How To Fix Coolant Leak 1
Fix a coolant leak

Discolouration of the coolant

While discolouration of the coolant is not a direct sign of radiator leakage, it definitely is one of the common symptoms of a clogged radiator. Clogging of the radiator also means thickening of the coolant which occurs due to contamination of the coolant liquid. When contaminants cause the coolant to thicken, it cannot travel freely throughout the radiator passages. Good quality vehicle coolant is either green or yellow in colour. If the colour is changed, it is a strong indication of the contamination of the coolant.

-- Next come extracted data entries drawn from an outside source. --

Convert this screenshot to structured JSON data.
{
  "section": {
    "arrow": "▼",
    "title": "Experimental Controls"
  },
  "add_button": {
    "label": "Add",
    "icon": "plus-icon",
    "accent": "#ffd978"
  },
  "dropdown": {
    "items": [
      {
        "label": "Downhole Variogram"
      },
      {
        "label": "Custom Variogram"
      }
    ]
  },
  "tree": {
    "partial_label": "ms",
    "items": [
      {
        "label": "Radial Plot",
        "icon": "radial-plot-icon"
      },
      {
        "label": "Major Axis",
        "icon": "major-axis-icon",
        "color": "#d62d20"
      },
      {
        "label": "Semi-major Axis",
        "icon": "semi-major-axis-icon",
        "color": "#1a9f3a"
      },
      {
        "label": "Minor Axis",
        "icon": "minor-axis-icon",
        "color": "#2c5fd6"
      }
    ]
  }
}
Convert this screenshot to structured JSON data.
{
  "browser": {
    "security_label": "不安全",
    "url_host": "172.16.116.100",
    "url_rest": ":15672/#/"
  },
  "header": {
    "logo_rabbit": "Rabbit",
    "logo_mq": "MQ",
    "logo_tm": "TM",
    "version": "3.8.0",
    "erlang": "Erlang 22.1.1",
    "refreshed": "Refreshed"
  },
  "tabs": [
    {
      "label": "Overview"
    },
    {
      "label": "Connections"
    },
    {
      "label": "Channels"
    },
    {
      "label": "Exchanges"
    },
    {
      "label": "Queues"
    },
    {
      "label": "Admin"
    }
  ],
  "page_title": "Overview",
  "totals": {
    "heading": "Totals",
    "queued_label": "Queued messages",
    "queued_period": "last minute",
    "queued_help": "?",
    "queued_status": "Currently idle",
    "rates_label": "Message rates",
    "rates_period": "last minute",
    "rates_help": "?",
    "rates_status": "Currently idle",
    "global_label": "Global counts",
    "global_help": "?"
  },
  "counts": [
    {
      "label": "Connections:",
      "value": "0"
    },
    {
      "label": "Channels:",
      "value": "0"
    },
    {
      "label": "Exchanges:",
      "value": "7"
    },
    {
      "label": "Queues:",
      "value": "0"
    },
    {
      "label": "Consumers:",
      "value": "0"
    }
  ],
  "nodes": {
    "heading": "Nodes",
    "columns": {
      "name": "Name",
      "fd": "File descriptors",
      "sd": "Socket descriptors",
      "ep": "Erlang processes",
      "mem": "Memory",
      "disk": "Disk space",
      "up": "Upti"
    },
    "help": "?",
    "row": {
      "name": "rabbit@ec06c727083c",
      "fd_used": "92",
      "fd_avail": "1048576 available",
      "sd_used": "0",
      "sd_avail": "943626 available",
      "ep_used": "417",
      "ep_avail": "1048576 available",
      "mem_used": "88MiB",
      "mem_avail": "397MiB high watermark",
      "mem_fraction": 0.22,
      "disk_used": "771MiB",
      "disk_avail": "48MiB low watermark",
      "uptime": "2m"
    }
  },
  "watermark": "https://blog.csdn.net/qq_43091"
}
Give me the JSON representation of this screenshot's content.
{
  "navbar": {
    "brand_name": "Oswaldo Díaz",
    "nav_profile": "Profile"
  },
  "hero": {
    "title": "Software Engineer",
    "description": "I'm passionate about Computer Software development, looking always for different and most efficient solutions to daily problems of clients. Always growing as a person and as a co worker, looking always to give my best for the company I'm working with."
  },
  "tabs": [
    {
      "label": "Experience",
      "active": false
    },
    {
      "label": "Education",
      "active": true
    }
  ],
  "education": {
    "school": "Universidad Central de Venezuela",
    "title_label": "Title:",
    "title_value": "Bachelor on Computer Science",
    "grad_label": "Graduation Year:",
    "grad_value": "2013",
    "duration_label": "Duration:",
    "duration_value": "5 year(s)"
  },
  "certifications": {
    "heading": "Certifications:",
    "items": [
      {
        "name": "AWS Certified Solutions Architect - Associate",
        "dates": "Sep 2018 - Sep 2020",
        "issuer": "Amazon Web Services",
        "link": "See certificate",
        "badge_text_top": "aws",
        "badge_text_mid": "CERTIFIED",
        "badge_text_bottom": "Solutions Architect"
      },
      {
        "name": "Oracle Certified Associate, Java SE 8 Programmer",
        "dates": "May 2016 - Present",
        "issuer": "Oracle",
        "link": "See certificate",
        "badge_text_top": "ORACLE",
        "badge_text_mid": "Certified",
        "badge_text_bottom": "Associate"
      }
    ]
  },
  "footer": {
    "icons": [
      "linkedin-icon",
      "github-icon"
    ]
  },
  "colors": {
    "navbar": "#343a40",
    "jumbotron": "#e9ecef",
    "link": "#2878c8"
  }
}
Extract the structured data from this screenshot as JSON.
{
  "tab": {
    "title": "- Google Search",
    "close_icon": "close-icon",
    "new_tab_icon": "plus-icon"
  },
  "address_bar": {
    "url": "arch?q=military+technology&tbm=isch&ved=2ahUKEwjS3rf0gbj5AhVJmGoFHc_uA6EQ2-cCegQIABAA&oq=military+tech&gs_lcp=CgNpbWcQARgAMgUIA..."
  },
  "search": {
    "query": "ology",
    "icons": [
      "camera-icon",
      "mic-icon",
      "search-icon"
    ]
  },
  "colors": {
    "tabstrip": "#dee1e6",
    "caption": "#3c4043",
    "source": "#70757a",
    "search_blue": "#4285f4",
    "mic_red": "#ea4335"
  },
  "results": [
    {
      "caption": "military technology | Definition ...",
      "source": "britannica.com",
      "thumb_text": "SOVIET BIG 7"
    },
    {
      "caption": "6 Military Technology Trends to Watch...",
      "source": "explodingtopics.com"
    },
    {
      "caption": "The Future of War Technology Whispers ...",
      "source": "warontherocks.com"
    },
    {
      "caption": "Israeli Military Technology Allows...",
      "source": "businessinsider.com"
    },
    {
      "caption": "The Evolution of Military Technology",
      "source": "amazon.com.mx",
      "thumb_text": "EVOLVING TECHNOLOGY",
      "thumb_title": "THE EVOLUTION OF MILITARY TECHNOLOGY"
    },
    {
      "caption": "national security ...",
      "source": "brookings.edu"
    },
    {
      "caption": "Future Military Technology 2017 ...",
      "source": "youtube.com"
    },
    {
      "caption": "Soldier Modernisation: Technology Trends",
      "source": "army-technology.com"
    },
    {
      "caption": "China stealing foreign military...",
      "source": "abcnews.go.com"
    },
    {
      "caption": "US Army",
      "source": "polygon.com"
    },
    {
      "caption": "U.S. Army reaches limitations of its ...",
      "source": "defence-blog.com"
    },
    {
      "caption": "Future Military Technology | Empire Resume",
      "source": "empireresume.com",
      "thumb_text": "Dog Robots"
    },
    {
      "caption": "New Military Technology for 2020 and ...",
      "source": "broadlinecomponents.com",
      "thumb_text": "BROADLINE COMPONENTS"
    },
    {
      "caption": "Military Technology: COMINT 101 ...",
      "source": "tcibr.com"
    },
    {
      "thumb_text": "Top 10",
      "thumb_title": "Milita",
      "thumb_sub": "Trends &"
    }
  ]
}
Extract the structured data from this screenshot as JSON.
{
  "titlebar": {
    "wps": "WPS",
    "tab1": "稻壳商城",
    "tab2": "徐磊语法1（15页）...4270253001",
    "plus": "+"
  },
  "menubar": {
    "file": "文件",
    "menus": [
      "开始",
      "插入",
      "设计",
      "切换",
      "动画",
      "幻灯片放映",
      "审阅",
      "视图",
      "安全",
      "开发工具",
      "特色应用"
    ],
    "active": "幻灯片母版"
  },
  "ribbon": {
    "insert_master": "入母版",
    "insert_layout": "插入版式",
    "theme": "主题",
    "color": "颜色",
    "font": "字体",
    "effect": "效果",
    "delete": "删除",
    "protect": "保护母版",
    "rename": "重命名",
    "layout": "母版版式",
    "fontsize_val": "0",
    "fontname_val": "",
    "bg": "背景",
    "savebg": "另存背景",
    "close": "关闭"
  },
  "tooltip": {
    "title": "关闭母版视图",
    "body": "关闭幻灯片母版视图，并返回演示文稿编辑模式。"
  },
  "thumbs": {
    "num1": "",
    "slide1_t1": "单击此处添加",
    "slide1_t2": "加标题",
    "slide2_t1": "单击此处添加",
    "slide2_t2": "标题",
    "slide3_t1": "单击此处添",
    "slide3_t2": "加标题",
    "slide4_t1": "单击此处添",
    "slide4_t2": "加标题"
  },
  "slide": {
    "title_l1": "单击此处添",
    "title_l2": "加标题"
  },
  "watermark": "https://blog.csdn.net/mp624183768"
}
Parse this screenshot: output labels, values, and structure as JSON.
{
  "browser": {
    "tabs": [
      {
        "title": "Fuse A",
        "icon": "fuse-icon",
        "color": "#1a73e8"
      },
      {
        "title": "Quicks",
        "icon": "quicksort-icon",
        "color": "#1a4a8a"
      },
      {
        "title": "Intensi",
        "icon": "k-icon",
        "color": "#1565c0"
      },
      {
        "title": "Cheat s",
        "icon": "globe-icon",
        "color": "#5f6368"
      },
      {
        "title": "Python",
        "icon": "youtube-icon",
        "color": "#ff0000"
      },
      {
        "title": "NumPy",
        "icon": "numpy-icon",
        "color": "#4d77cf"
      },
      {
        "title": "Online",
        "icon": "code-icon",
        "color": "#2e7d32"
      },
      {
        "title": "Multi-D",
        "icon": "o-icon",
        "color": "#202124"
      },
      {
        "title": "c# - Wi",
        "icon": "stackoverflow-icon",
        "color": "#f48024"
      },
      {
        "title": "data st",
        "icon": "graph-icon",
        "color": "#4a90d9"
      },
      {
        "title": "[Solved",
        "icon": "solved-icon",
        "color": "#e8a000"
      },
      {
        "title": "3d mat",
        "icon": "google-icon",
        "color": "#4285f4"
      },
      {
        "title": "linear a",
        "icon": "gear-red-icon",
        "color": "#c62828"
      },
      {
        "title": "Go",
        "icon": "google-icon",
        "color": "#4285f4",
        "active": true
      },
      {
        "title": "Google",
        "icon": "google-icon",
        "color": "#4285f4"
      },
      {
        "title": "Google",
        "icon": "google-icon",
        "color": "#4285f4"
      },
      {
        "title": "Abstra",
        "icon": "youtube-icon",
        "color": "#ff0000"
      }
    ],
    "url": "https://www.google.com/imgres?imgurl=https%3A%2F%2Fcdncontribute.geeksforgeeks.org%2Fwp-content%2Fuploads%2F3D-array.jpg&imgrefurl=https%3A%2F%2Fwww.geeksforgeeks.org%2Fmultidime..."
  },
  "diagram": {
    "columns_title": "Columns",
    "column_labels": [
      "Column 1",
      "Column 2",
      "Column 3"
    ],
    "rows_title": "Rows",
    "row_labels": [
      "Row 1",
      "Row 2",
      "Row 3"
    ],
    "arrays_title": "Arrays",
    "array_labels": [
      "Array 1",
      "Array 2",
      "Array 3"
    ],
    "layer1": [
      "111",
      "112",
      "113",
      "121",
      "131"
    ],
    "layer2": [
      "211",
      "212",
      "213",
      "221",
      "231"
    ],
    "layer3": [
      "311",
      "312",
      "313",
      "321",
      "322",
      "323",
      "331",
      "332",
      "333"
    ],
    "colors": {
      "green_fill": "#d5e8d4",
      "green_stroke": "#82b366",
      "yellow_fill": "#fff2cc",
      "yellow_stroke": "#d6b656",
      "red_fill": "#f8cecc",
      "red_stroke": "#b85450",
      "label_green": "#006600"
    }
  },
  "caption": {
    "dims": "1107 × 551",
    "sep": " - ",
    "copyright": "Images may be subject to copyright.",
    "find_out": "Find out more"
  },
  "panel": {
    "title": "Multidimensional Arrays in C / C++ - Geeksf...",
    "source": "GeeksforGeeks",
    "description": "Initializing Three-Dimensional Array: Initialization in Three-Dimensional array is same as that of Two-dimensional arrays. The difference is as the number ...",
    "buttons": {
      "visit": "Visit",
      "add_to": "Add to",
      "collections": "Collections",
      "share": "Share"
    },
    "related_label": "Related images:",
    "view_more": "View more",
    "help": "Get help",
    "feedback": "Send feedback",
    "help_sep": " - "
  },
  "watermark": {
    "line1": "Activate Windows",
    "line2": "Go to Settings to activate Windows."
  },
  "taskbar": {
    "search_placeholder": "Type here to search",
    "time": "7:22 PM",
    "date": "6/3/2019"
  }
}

As mentioned above, there are several ways how you can fix your vehicle’s radiator leakage on your own without having to take professional help. Here are some of the easy fixes that you can try on your own:

Easy fixes for holes and punctures

Aftermarket radiator stop leak products work great in helping you cover up small holes and punctures that may occur in your vehicle’s radiator. If you choose to use a leak sealant, make sure to go for a high-quality one in order to ensure the longevity of the fixes that you’ve done.

fixes for holes and punctures

An easy fix for clogging of the radiator

If you notice discolouration and clogging of the coolant in your vehicle’s radiator, it is best to drain all the discoloured/contaminated coolant and replace it with a new one. Doing this can be easier for you if you follow the instructions manual that you received when purchasing your vehicle.

Replacing hoses

The cause of leakage in your vehicle’s radiator is cracked hoses, it’s a must to replace them with new ones. For this, you have to get the replacing done by a certified professional. A proper technician will help you get a proper diagnosis of the radiator hose leaks and strategically replace the defective hose.

Replacing the radiator

In worst-case scenarios, some vehicle owners are left with no option but to replace the entire radiator, mainly due to extensive damages to the internal radiator passages.